Understanding Data Blending

Data blending is when you blend data from multiple data sources on a single worksheet. The data is joined on common dimensions. Data Blending does not create row level joins and is not a way to add new dimensions or rows to your data. Refer to Joining Tables to learn how to create those types of joins. Instead, data blending should be used when you have related data in multiple data sources that you want to analyze together in a single view. For example, you may have Sales data collected in an Oracle database and Sales Goal data in an Excel spreadsheet. To compare actual sales to target sales, you can blend the data based on common dimensions to get access to the Sales Goal measure.
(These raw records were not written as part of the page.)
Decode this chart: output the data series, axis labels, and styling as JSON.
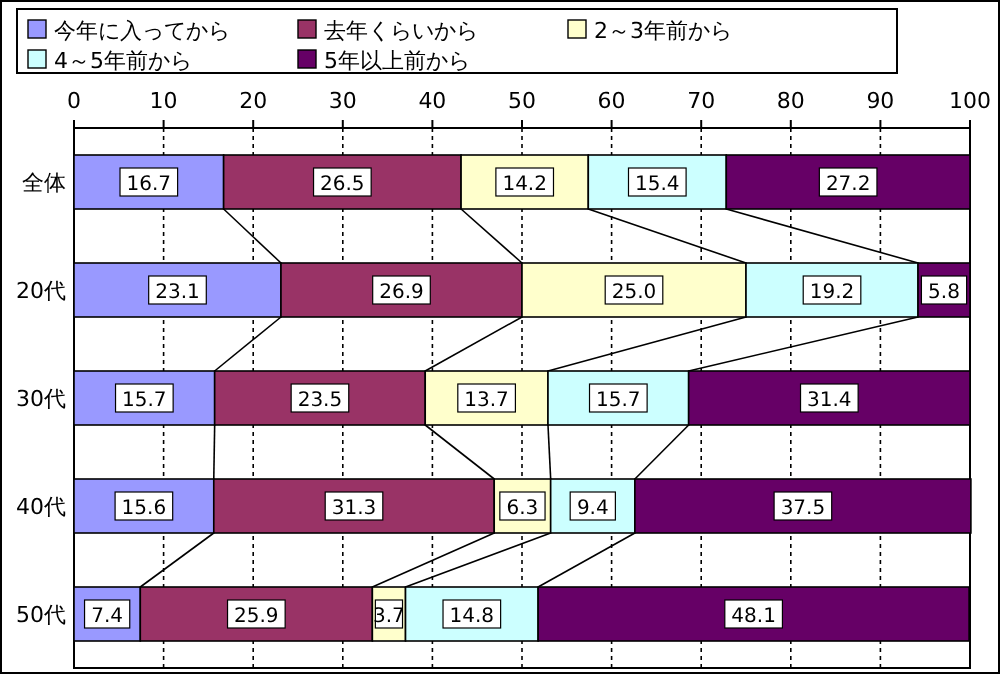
{
  "chart_data": {
    "type": "bar",
    "orientation": "horizontal",
    "stacked": true,
    "categories": [
      "全体",
      "20代",
      "30代",
      "40代",
      "50代"
    ],
    "series": [
      {
        "name": "今年に入ってから",
        "color": "#9999ff",
        "values": [
          16.7,
          23.1,
          15.7,
          15.6,
          7.4
        ],
        "value_labels": [
          "16.7",
          "23.1",
          "15.7",
          "15.6",
          "7.4"
        ]
      },
      {
        "name": "去年くらいから",
        "color": "#993366",
        "values": [
          26.5,
          26.9,
          23.5,
          31.3,
          25.9
        ],
        "value_labels": [
          "26.5",
          "26.9",
          "23.5",
          "31.3",
          "25.9"
        ]
      },
      {
        "name": "2～3年前から",
        "color": "#ffffcc",
        "values": [
          14.2,
          25.0,
          13.7,
          6.3,
          3.7
        ],
        "value_labels": [
          "14.2",
          "25.0",
          "13.7",
          "6.3",
          "3.7"
        ]
      },
      {
        "name": "4～5年前から",
        "color": "#ccffff",
        "values": [
          15.4,
          19.2,
          15.7,
          9.4,
          14.8
        ],
        "value_labels": [
          "15.4",
          "19.2",
          "15.7",
          "9.4",
          "14.8"
        ]
      },
      {
        "name": "5年以上前から",
        "color": "#660066",
        "values": [
          27.2,
          5.8,
          31.4,
          37.5,
          48.1
        ],
        "value_labels": [
          "27.2",
          "5.8",
          "31.4",
          "37.5",
          "48.1"
        ]
      }
    ],
    "xlim": [
      0,
      100
    ],
    "xticks": [
      0,
      10,
      20,
      30,
      40,
      50,
      60,
      70,
      80,
      90,
      100
    ],
    "grid": "x",
    "legend": "top"
  }
}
To integrate data, you must first add one of the common dimensions from the primary data source to the view. For example, when blending Actual and Target sales data, the two data sources may have a Date field in common. The Date field must be used on the sheet. Then when you switch to the secondary data source in the Data window, Tableau automatically links fields that have the same name. If they don’t have the same name, you can define a custom relationship that creates the correct mapping between fields.
For each data source that is used on the sheet, a query is sent to the database and the results are processed. Then all the results are left joined on the common dimensions. The join is done on the member aliases of the common dimensions so if the underlying values aren’t an exact match, you can fix it up in Tableau.
In general, a good test to see whether data can be integrated smoothly is to drag the dimensions from the primary data source into a text table on one sheet. Then on another sheet, drag the same fields from the secondary data source into a text table. If the two tables match up then the data is most likely going to blend correctly.